The Question... Kristen Holfeuer on Matchstick (Fringe: Winnipeg)

Something Transcendent
by Estelle Rosen

Kristen Holfeuer is the founder of Kamikaze Archive Theatre which creates and produces inventive, movement-based, performative theatre. She is an original member of SKIT SKIT: live and filmed sketch comedy ensemble and a graduate of the One Yellow Rabbit Summer Intensive, Globe Theatre Conservatory Actor Training Program, and the University of Saskatchewan’s Bachelor of Fine Arts acting program.

CHARPO: Matchstick is described as historical not-very-fairy tale folk musical. Who is Matchstick and why should we see this show?

HOLFEUER: Matchstick is a true figure whose husband committed a crime that changed the trajectory of Western history. However we want you to get to know this woman through her own experiences and not just by the actions of her husband. This isn't merely a biographical play but rather a beautiful story of the desire for a better life (isn't this the very core of fairytales?). For that reason Matchstick's identity is kept secret until she is revealed during the performance. 

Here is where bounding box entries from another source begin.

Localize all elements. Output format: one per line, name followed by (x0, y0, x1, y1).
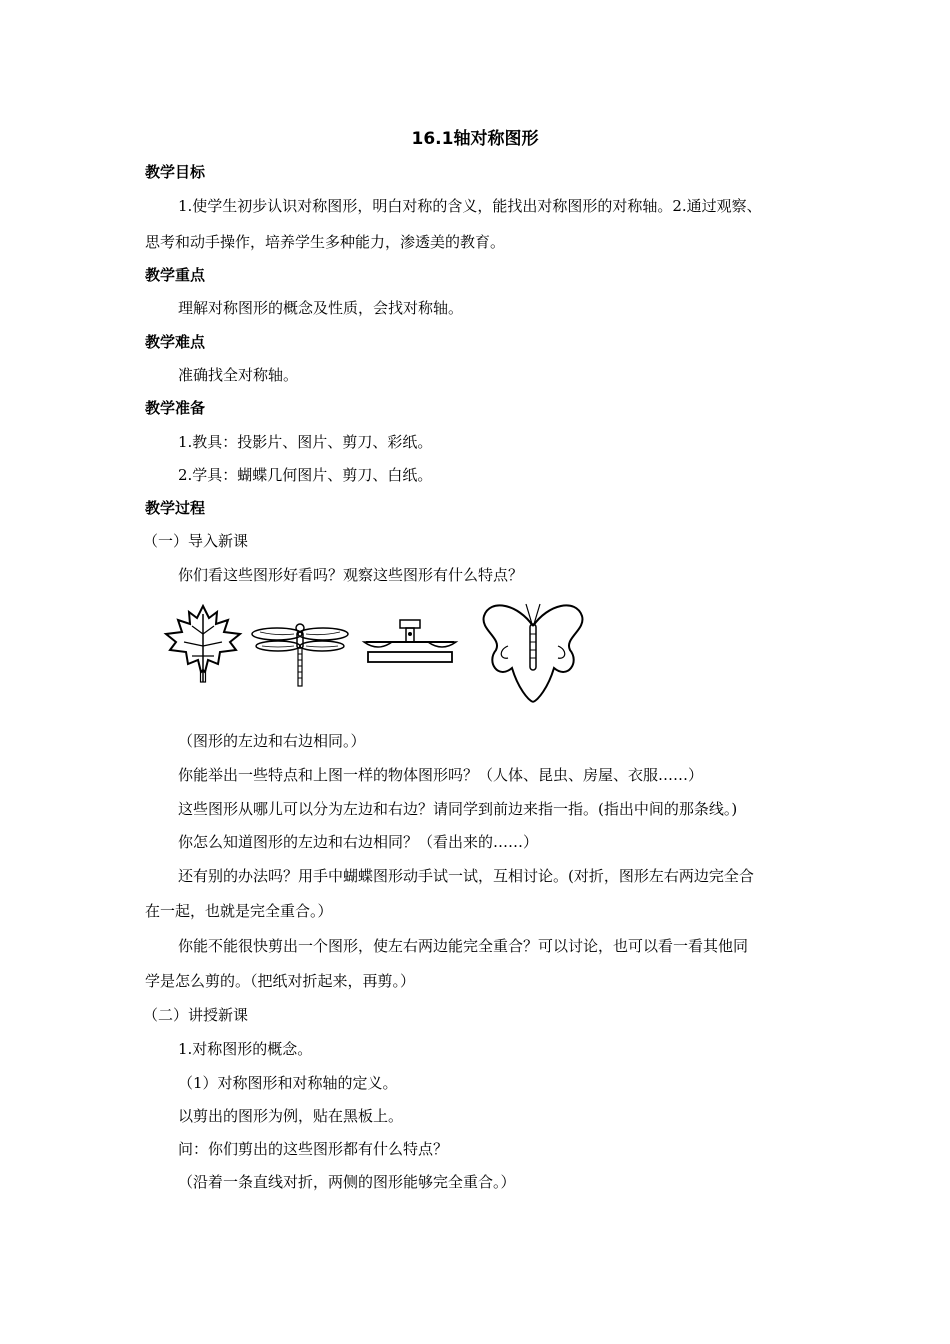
part1-question-6-line-1: 你能不能很快剪出一个图形，使左右两边能完全重合？可以讨论，也可以看一看其他同 (178, 937, 749, 955)
part1-heading: （一）导入新课 (143, 532, 249, 550)
dragonfly-icon (250, 622, 350, 692)
balance-scale-icon (360, 618, 460, 668)
page-title: 16.1轴对称图形 (411, 129, 539, 149)
part2-sub-1: （1）对称图形和对称轴的定义。 (178, 1074, 398, 1092)
part2-paragraph-1: 以剪出的图形为例，贴在黑板上。 (178, 1107, 404, 1125)
part1-question-2: 你能举出一些特点和上图一样的物体图形吗？（人体、昆虫、房屋、衣服……） (178, 766, 704, 784)
butterfly-icon (478, 596, 588, 708)
part1-question-3: 这些图形从哪儿可以分为左边和右边？请同学到前边来指一指。(指出中间的那条线。) (178, 800, 738, 818)
part2-paragraph-2: 问：你们剪出的这些图形都有什么特点？ (178, 1140, 449, 1158)
part1-question-5-line-2: 在一起，也就是完全重合。） (145, 902, 333, 920)
prep-item-2: 2.学具：蝴蝶几何图片、剪刀、白纸。 (178, 466, 433, 484)
part2-paragraph-3: （沿着一条直线对折，两侧的图形能够完全重合。） (178, 1173, 516, 1191)
part1-answer-1: （图形的左边和右边相同。） (178, 732, 366, 750)
part2-item-1: 1.对称图形的概念。 (178, 1040, 313, 1058)
part1-question-4: 你怎么知道图形的左边和右边相同？（看出来的……） (178, 833, 539, 851)
process-heading: 教学过程 (145, 499, 206, 517)
part1-question-6-line-2: 学是怎么剪的。（把纸对折起来，再剪。） (145, 972, 416, 990)
goals-line-1: 1.使学生初步认识对称图形，明白对称的含义，能找出对称图形的对称轴。2.通过观察、 (178, 197, 762, 215)
prep-item-1: 1.教具：投影片、图片、剪刀、彩纸。 (178, 433, 433, 451)
goals-heading: 教学目标 (145, 163, 206, 181)
difficulty-text: 准确找全对称轴。 (178, 366, 299, 384)
difficulty-heading: 教学难点 (145, 333, 206, 351)
goals-line-2: 思考和动手操作，培养学生多种能力，渗透美的教育。 (145, 233, 506, 251)
leaf-icon (162, 604, 244, 684)
part1-question-1: 你们看这些图形好看吗？观察这些图形有什么特点？ (178, 566, 524, 584)
prep-heading: 教学准备 (145, 399, 206, 417)
part1-question-5-line-1: 还有别的办法吗？用手中蝴蝶图形动手试一试，互相讨论。(对折，图形左右两边完全合 (178, 867, 754, 885)
part2-heading: （二）讲授新课 (143, 1006, 249, 1024)
symmetric-figures (160, 596, 580, 711)
key-text: 理解对称图形的概念及性质，会找对称轴。 (178, 299, 464, 317)
key-heading: 教学重点 (145, 266, 206, 284)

Matchstick is the nickname given to our hero at an early age. As our story begins we meet a fiery young woman dreaming of a better life when she encounters a charming foreigner, gets married, and emigrates to 'the land of opportunity and freedom'. This is where the not-very-fairytale comes into play. The traditional ending for Matchstick would be a life of unparalleled bliss and prosperity but instead she faces challenges many immigrants encounter: isolation caused by the inability to speak the native language, separation from her own cultural community, not to mention poverty, regret, and even fear.

So why should you see this? Sure it's a comedy and that's the best reason to see something (I'm kidding) but lately I've been thinking about the expression 'you had to be there'. This play has a lot of things that make a great show: an interesting script, talented actors, comedy and tragedy jammed up next to each other, live music, original artwork, a beautiful set... But beyond all this Matchstick is a play that is alive, there's a feeling of vitality that moves the play from just a good piece of theatre into something truly special -- where in order to understand it, you just had to be there. 

I'm a little amazed that I wrote that last paragraph. It seems like a silly thing to say to promote the show when I could focus on some other, more tangible detail -- like the fact that two actors play about 20 characters and five different instruments... But is that really as important as the fact that by seeing this show you could be a part of something transcendent? I don't say this boastfully (honestly, we didn't see this coming) but simply because I have been involved in other projects that for one reason or another didn't manage to make that leap and the difference in this case is notable. Ultimately Matchstick is a special thing that won't be around forever. I hope that's a good reason for audiences to see this show.